Above all, local authorities will have a chance to take advice and make the necessary estimation of the cost if the Bill is introduced by way of a commencement order under the affirmative resolution procedure, as would be the case under Lords amendment 2, which the Government have rightly agreed should be agreed. That will give whoever forms the next Government the opportunity to decide how the Bill sits in the context of the policies that are developed going forward, and whether it should form part of a retrospectively justifying stage 1 of a White Paper or what we hope will be a much speedier process of total social care reform, although we shall have to wait and see what the judgment of the electorate is in the forthcoming general election.
With those comments I am happy to welcome the approach that the Government have taken, in having taken the advice of the Lords and deciding to take the process forward in the way that they have.

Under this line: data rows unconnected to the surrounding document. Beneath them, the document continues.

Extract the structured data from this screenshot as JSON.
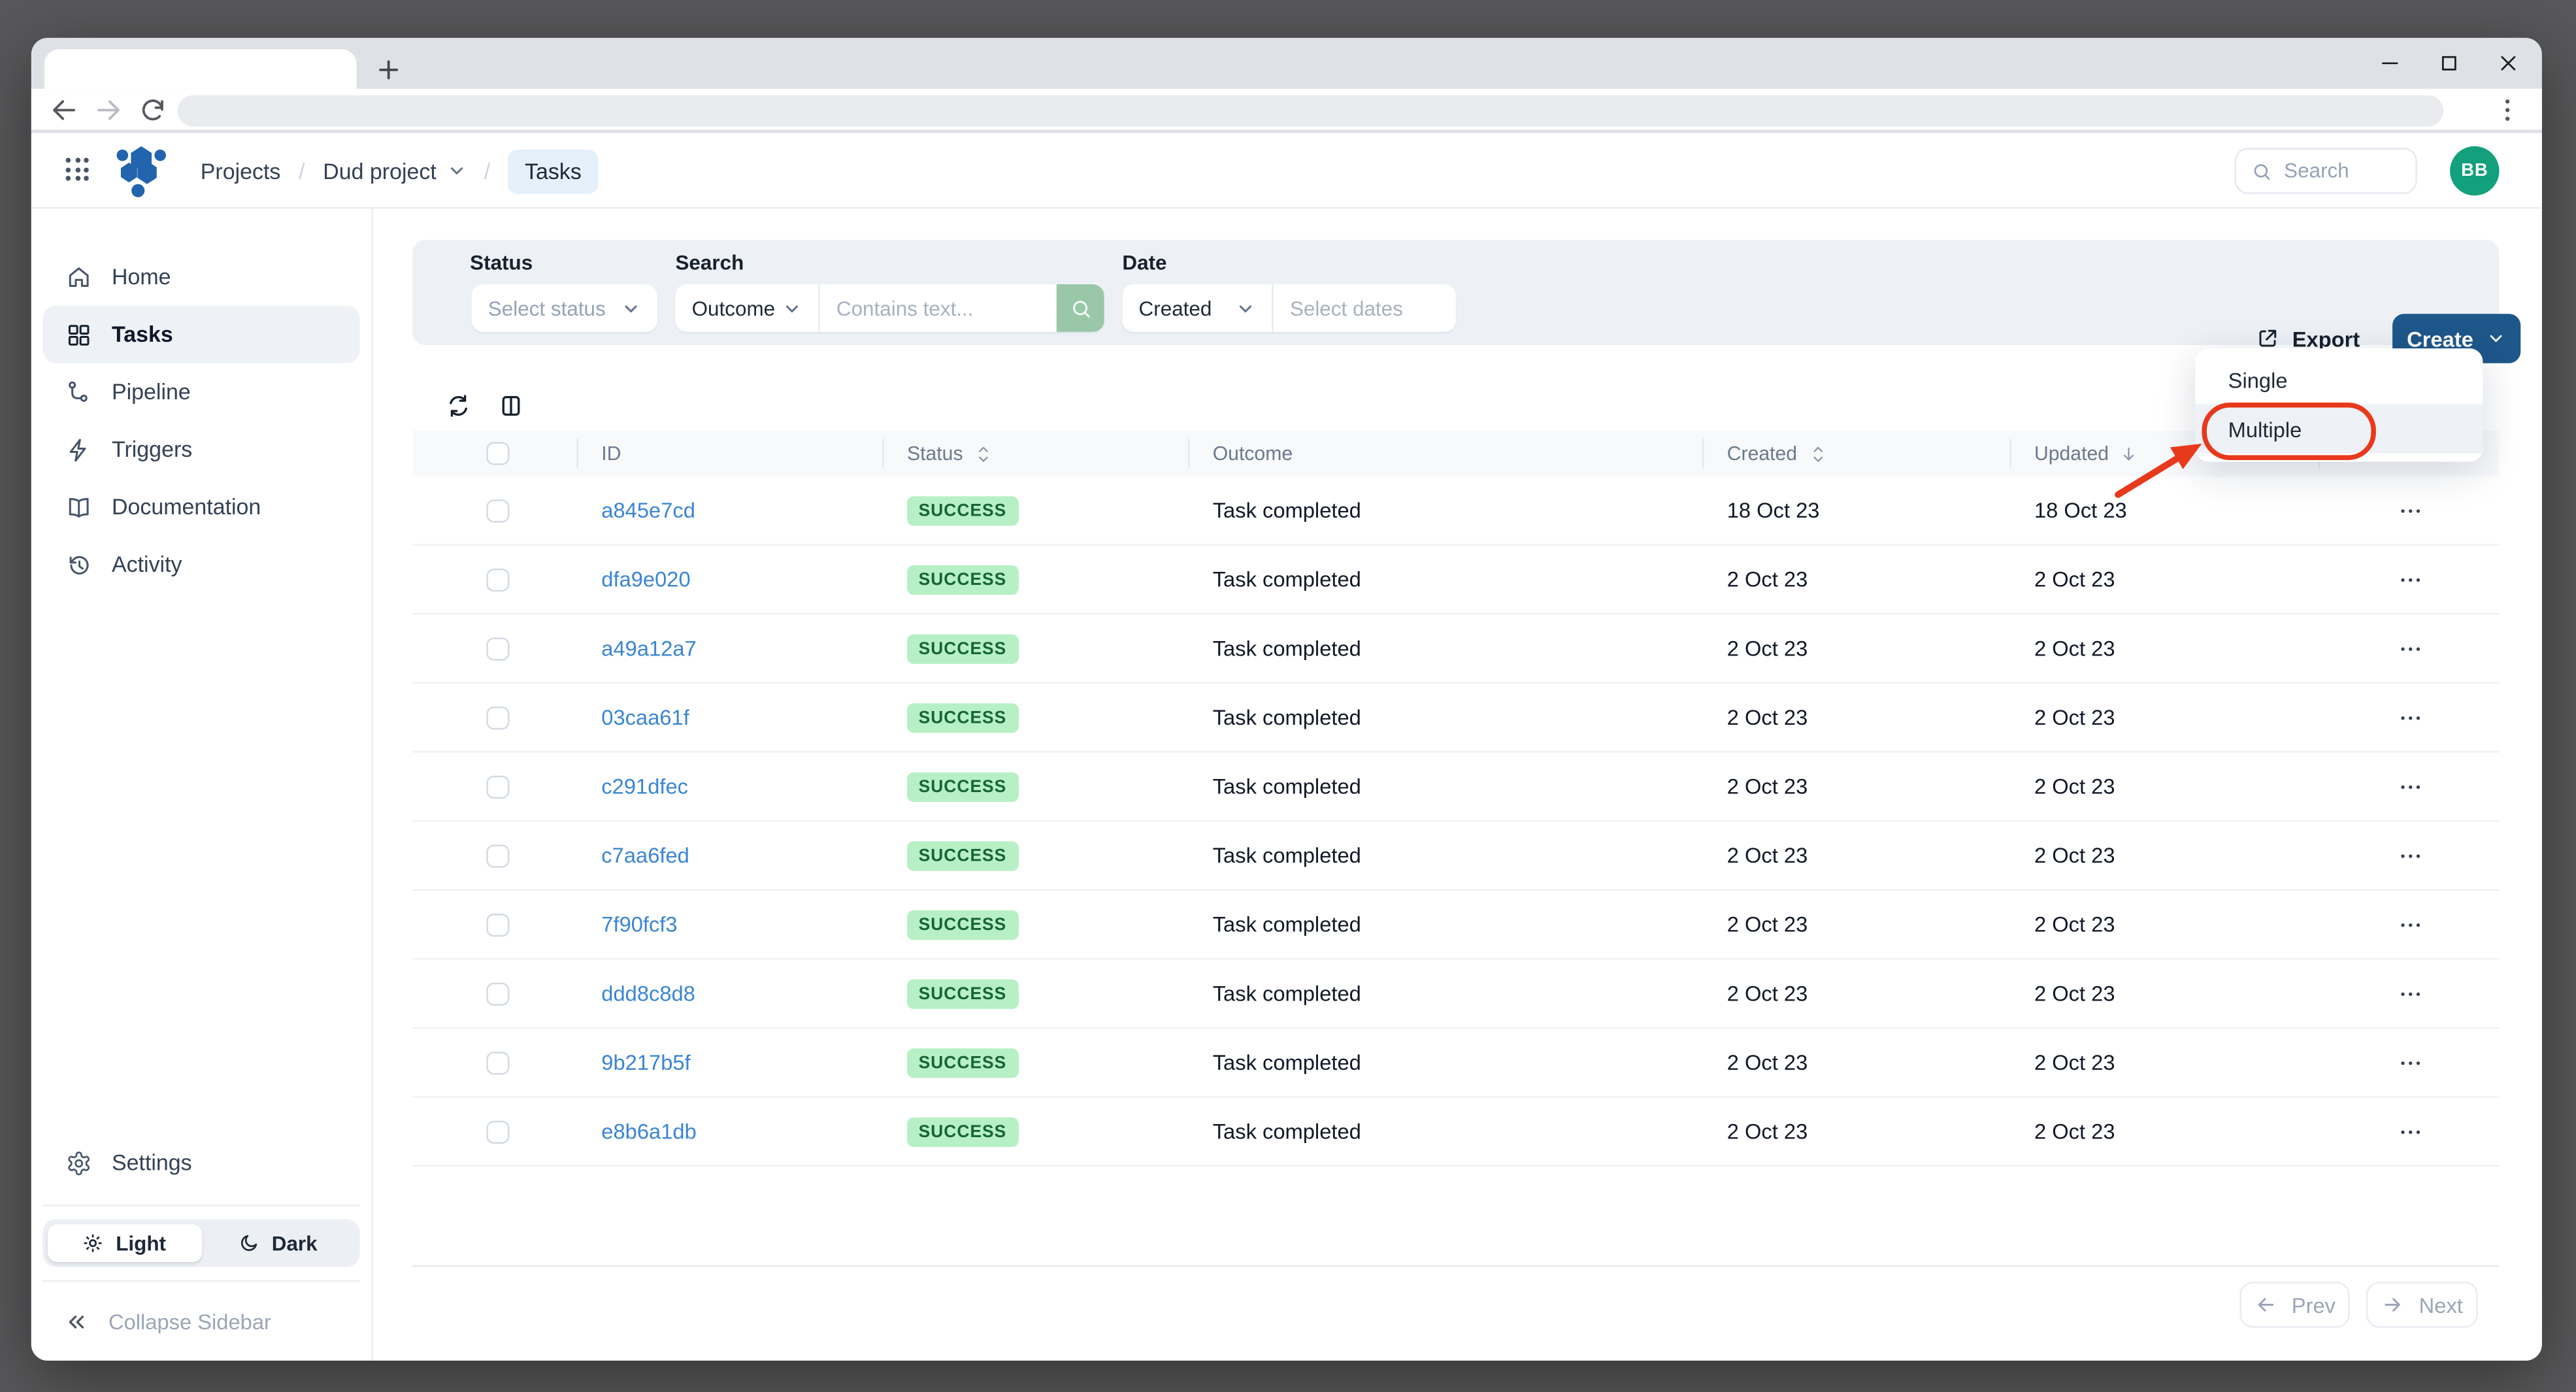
{
  "header": {
    "breadcrumb": {
      "items": [
        "Projects",
        "Dud project",
        "Tasks"
      ],
      "separator": "/"
    },
    "search_placeholder": "Search",
    "avatar_initials": "BB"
  },
  "sidebar": {
    "items": [
      {
        "label": "Home"
      },
      {
        "label": "Tasks"
      },
      {
        "label": "Pipeline"
      },
      {
        "label": "Triggers"
      },
      {
        "label": "Documentation"
      },
      {
        "label": "Activity"
      }
    ],
    "active_item": "Tasks",
    "settings_label": "Settings",
    "theme": {
      "light_label": "Light",
      "dark_label": "Dark",
      "active": "Light"
    },
    "collapse_label": "Collapse Sidebar"
  },
  "filters": {
    "status": {
      "label": "Status",
      "placeholder": "Select status"
    },
    "search": {
      "label": "Search",
      "field": "Outcome",
      "placeholder": "Contains text..."
    },
    "date": {
      "label": "Date",
      "field": "Created",
      "placeholder": "Select dates"
    }
  },
  "actions": {
    "export_label": "Export",
    "create_label": "Create",
    "create_menu": {
      "options": [
        "Single",
        "Multiple"
      ],
      "highlighted": "Multiple"
    }
  },
  "table": {
    "columns": {
      "id": "ID",
      "status": "Status",
      "outcome": "Outcome",
      "created": "Created",
      "updated": "Updated"
    },
    "sort": {
      "status": "sortable",
      "created": "sortable",
      "updated": "descending"
    },
    "rows": [
      {
        "id": "a845e7cd",
        "status": "SUCCESS",
        "outcome": "Task completed",
        "created": "18 Oct 23",
        "updated": "18 Oct 23"
      },
      {
        "id": "dfa9e020",
        "status": "SUCCESS",
        "outcome": "Task completed",
        "created": "2 Oct 23",
        "updated": "2 Oct 23"
      },
      {
        "id": "a49a12a7",
        "status": "SUCCESS",
        "outcome": "Task completed",
        "created": "2 Oct 23",
        "updated": "2 Oct 23"
      },
      {
        "id": "03caa61f",
        "status": "SUCCESS",
        "outcome": "Task completed",
        "created": "2 Oct 23",
        "updated": "2 Oct 23"
      },
      {
        "id": "c291dfec",
        "status": "SUCCESS",
        "outcome": "Task completed",
        "created": "2 Oct 23",
        "updated": "2 Oct 23"
      },
      {
        "id": "c7aa6fed",
        "status": "SUCCESS",
        "outcome": "Task completed",
        "created": "2 Oct 23",
        "updated": "2 Oct 23"
      },
      {
        "id": "7f90fcf3",
        "status": "SUCCESS",
        "outcome": "Task completed",
        "created": "2 Oct 23",
        "updated": "2 Oct 23"
      },
      {
        "id": "ddd8c8d8",
        "status": "SUCCESS",
        "outcome": "Task completed",
        "created": "2 Oct 23",
        "updated": "2 Oct 23"
      },
      {
        "id": "9b217b5f",
        "status": "SUCCESS",
        "outcome": "Task completed",
        "created": "2 Oct 23",
        "updated": "2 Oct 23"
      },
      {
        "id": "e8b6a1db",
        "status": "SUCCESS",
        "outcome": "Task completed",
        "created": "2 Oct 23",
        "updated": "2 Oct 23"
      }
    ]
  },
  "pagination": {
    "prev_label": "Prev",
    "next_label": "Next"
  },
  "colors": {
    "accent_blue": "#1e578a",
    "link_blue": "#3a85d4",
    "logo_blue": "#2364ae",
    "success_bg": "#b8f0c5",
    "success_text": "#166534",
    "annotation_red": "#e8391c",
    "avatar_green": "#13a07c",
    "panel_bg": "#edf1f6",
    "search_button_green": "#9ac7a7"
  }
}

We, too, have listened carefully to what the Government have proposed, and we accept the position. We are critical of the Bill for the same reasons that the noble Lords Lipsey and Warner set out in the other place. We feel that it cuts against the process of reform that was first set out in the Green Paper. We do not see the Bill as a bridge to reform, as the Government have described it, but, at the very least, the amendments before us offer an opportunity to pause for reflection in the next Parliament. Likewise, we, too, take the view that we must move to implement a fundamental reform of social care in the next Parliament. It cannot wait until the Parliament after that.
It is for that reason that I have concerns about the White Paper, which was published today, in that it delays a fundamental reform of the system, a reform that we think is long overdue. There are things in the White Paper that we strongly support, particularly the much closer integration of health and social care, the focus on prevention and ensuring the maximum choice and freedom for individuals in how the money is used, but we believe that there is an overwhelming case for getting on with reform, which we would want to see early in the next Parliament. Following the election we will continue to make the case for the three parties to work together to secure that reform as quickly as possible.
Lords amendment 1 disagreed to.
Lords amendment 2 agreed to , with Commons privileges waived in respect of Lords amendment. .
As I advised the House earlier, Mr. Speaker has given careful consideration to Lords amendment 3 to the Bill. He is satisfied that it would impose a charge on the public revenue which is not authorised by a resolution of this House. Therefore under paragraph 3 of
Lords amendment 3 deemed to be disagreed to (
Lords amendment 4 disagreed to.
Ordered, That a Committee be appointed to draw up Reasons to be assigned to the Lords for disagreeing to their amendments 1, 3 and 4;
That Mary Creagh, Phil Hope, Norman Lamb, Mr. Stephen O'Brien and Phil Wilson be members of the Committee;
That Phil Hope be the Chair of the Committee;
That three be the quorum of the Committee;
That the Committee do withdraw immediately.- (Mark Tami.)
Committee to withdraw immediately; reasons to be reported and communicated to the Lords.